Nov 12, 2014 - Sale 2365

Sale 2365 - Lot 45

Unsold
Estimate: $ 3,000 - $ 5,000
PHILIP GUSTON
Untitled.

Lithograph, 1966. 330x570 mm; 13x22 inches, full margins. Signed, dated and numbered 22/25 in pencil, lower margin. Printed and published by Hollander's Workshop, Inc., New York, with the blind stamp lower right. From A Suite of Ten Lithographs. A superb impression of this very scarce lithograph.

Born Philip Goldtsein to Russian emigré parents in Montreal, Guston (1913-1980) attended the Los Angeles Manual Arts High School, where he became friends with Jackson Pollock (both he and Pollock were expelled from that school for a satrical pamphlet they created). Guston pursued a career in the arts that led him to the Otis Art Institute and a lifelong friendship with artist Reuben Kadish. Guston and Kadish toured Mexico in 1935, meeting Diego Rivera, and by 1936 had arrived in New York to work under the Federal Art Project, WPA. His first solo show at the Midtown Gallery, New York, in 1947 was followed by travels to Italy.

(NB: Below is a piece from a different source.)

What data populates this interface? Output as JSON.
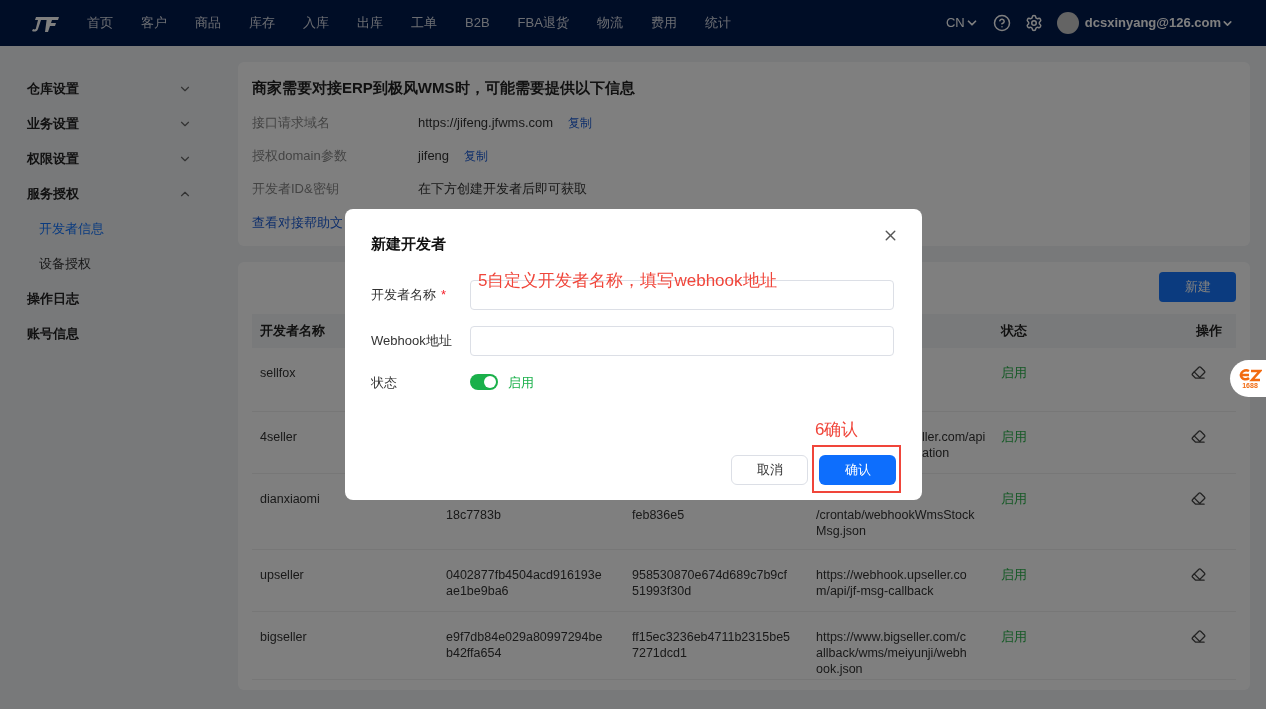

When he returned to New York in the 1950s, he renewed his friendship with Pollock, as well as Adolph Gottlieb and Willem de Kooning, and began painting in a looser, more expressive style. Guston's lithographs from the 1960s reflect the imagery of his painting and drawings from this time (see lots 46-48); they seem to represent still lifes--like the present work--drawn with bold, gestural strokes not unlike Pollock's Black Paintings from the early 1950s.